Quanto à corrida para a maior distrital do País – nas diretas de janeiro podiam votar 13.132 militantes -, em que não tem ainda nenhum adversário assumido, Rui Nunes assegura que “não gostava de concorrer sozinho” porque, quando assim é, a trajetória é “inglória”, ao passo que, havendo concorrência, o “nível de mobilização seria maior”. “Não quero vencer a todo o custo”, enfatiza.
O candidato revela ainda que está a desenhar um projeto político – que poderia designar por “Uma agenda para o distrito” – assente numa “perspetiva integrada” para os 18 concelhos, mostrando-se fiel ao “princípio da descentralização de todas as competências, que o PSD já tinha iniciado com dr. Pedro Passos Coelho”, quer na educação e na educação, como também nas artes e na ação social. “Esta perpetiva de um distrito muito mais harmonioso, com uma convergência económica e social muito maior, é importante porque aquilo que eu não gostaria era de olhar para a descentralização como criar no Porto uma segunda Lisboa”, sustenta.
Pelo caminho, faz ainda um remoque a António Costa e a Rui Moreira, sem fazer alusão direta ao episódio em torno da transferência do Infarmed: “Descentralização não é pegar nos organismos e levá-los a correr para o Porto. Mas funções, sim, porque a gestão de proximidade é muitíssimo mais eficaz e, ainda por cima, tem custos muito mais reduzidos, só tem vantagens.

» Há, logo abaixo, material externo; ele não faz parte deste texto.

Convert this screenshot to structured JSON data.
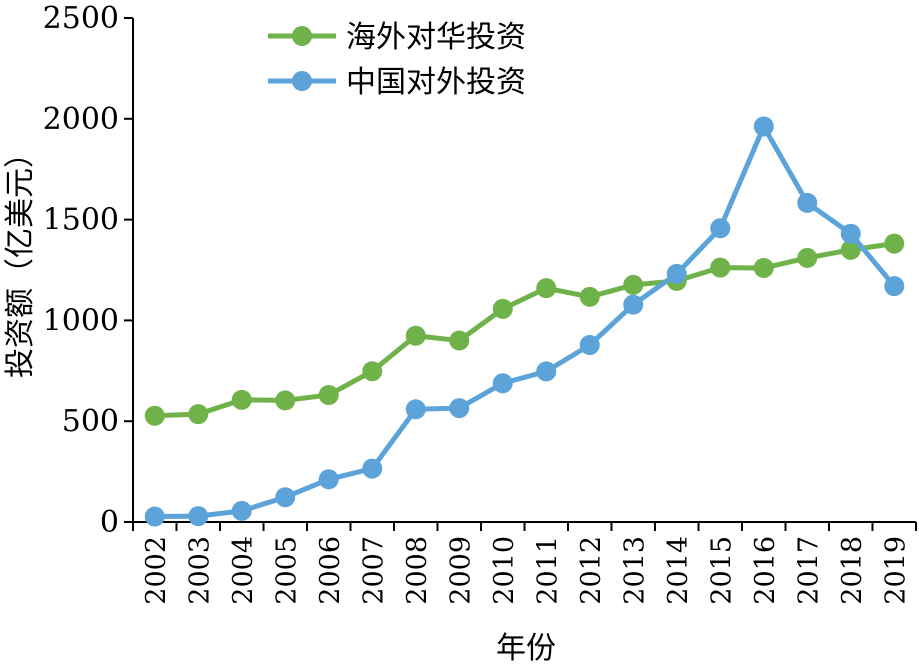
{
  "chart_data": {
    "type": "line",
    "title": "",
    "xlabel": "年份",
    "ylabel": "投资额（亿美元）",
    "categories": [
      "2002",
      "2003",
      "2004",
      "2005",
      "2006",
      "2007",
      "2008",
      "2009",
      "2010",
      "2011",
      "2012",
      "2013",
      "2014",
      "2015",
      "2016",
      "2017",
      "2018",
      "2019"
    ],
    "ylim": [
      0,
      2500
    ],
    "yticks": [
      0,
      500,
      1000,
      1500,
      2000,
      2500
    ],
    "grid": false,
    "legend_position": "top-left",
    "series": [
      {
        "name": "海外对华投资",
        "color": "#70b24a",
        "values": [
          527,
          535,
          606,
          603,
          630,
          748,
          924,
          900,
          1057,
          1160,
          1117,
          1176,
          1196,
          1262,
          1260,
          1310,
          1350,
          1381
        ]
      },
      {
        "name": "中国对外投资",
        "color": "#5ba3d9",
        "values": [
          27,
          29,
          55,
          123,
          212,
          265,
          559,
          565,
          688,
          747,
          878,
          1078,
          1231,
          1457,
          1962,
          1583,
          1430,
          1170
        ]
      }
    ]
  }
}
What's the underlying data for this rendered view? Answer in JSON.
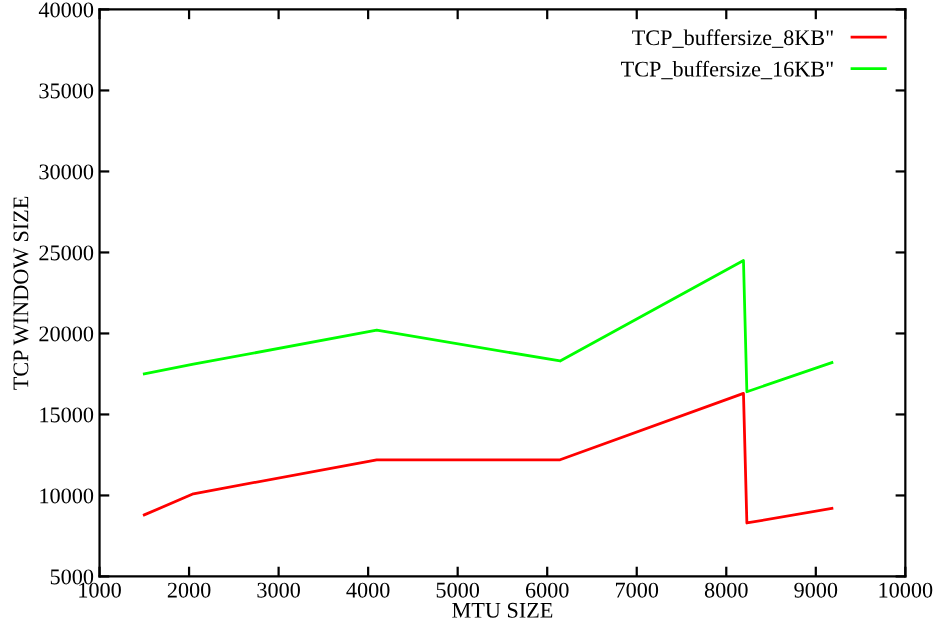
{
  "chart_data": {
    "type": "line",
    "xlabel": "MTU SIZE",
    "ylabel": "TCP WINDOW SIZE",
    "xlim": [
      1000,
      10000
    ],
    "xticks": [
      1000,
      2000,
      3000,
      4000,
      5000,
      6000,
      7000,
      8000,
      9000,
      10000
    ],
    "ylim": [
      5000,
      40000
    ],
    "yticks": [
      5000,
      10000,
      15000,
      20000,
      25000,
      30000,
      35000,
      40000
    ],
    "grid": false,
    "legend": "top right",
    "marker": "none",
    "line_style": "solid",
    "series": [
      {
        "name": "TCP_buffersize_8KB\"",
        "color": "#ff0000",
        "x": [
          1500,
          2048,
          4096,
          6144,
          8192,
          8230,
          9180
        ],
        "values": [
          8800,
          10100,
          12200,
          12200,
          16300,
          8300,
          9200
        ]
      },
      {
        "name": "TCP_buffersize_16KB\"",
        "color": "#00ff00",
        "x": [
          1500,
          2048,
          4096,
          6144,
          8192,
          8230,
          9180
        ],
        "values": [
          17500,
          18100,
          20200,
          18300,
          24500,
          16400,
          18200
        ]
      }
    ]
  }
}
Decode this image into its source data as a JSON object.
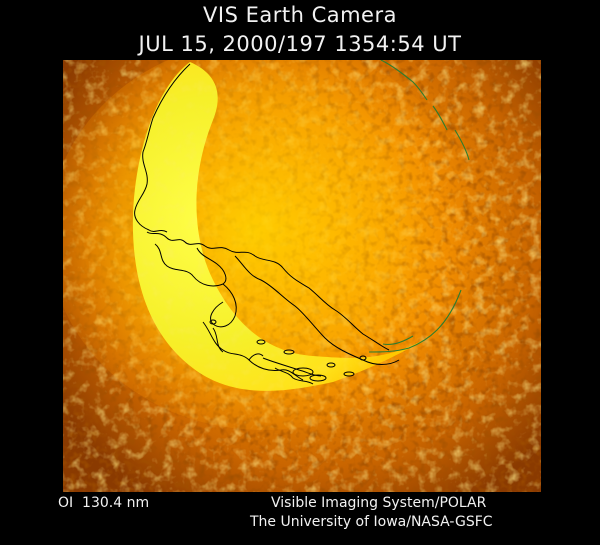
{
  "header": {
    "title": "VIS Earth Camera",
    "timestamp": "JUL 15, 2000/197 1354:54 UT"
  },
  "footer": {
    "filter": "OI  130.4 nm",
    "instrument": "Visible Imaging System/POLAR",
    "institution": "The University of Iowa/NASA-GSFC"
  },
  "colors": {
    "background": "#000000",
    "limb": "#ffff20",
    "glow": "#ffe000",
    "field": "#b85a00",
    "coastline": "#000000",
    "continent_outline": "#2e7d2e"
  }
}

Mas o Estado tem a enorme função não apenas financiar mas, sobretudo, regular o sistema.”
No capítulo da reforma dos sistemas político e eleitoral, Rui Nunes volta a confessar-se partidário da eleição do líder do PSD por via de primárias abertas a simpatizantes – tema que também está em cima da mesa no PS – e sinaliza estar disponível para uma reflexão alargada acerca dos círculos uninominais – “desde que isso garanta a governabilidade do País como um Estado unitário, sem um queijo Limiano aqui e outro ali” -, bem como da introdução do voto preferencial, o que, explica, “exigiria maior cuidado na escolha de pessoas” que seriam apresentadas em cada sufrágio. Não sendo “uma questão prioritária”, pede que se pense “com calma e serenidade” nestas hipóteses.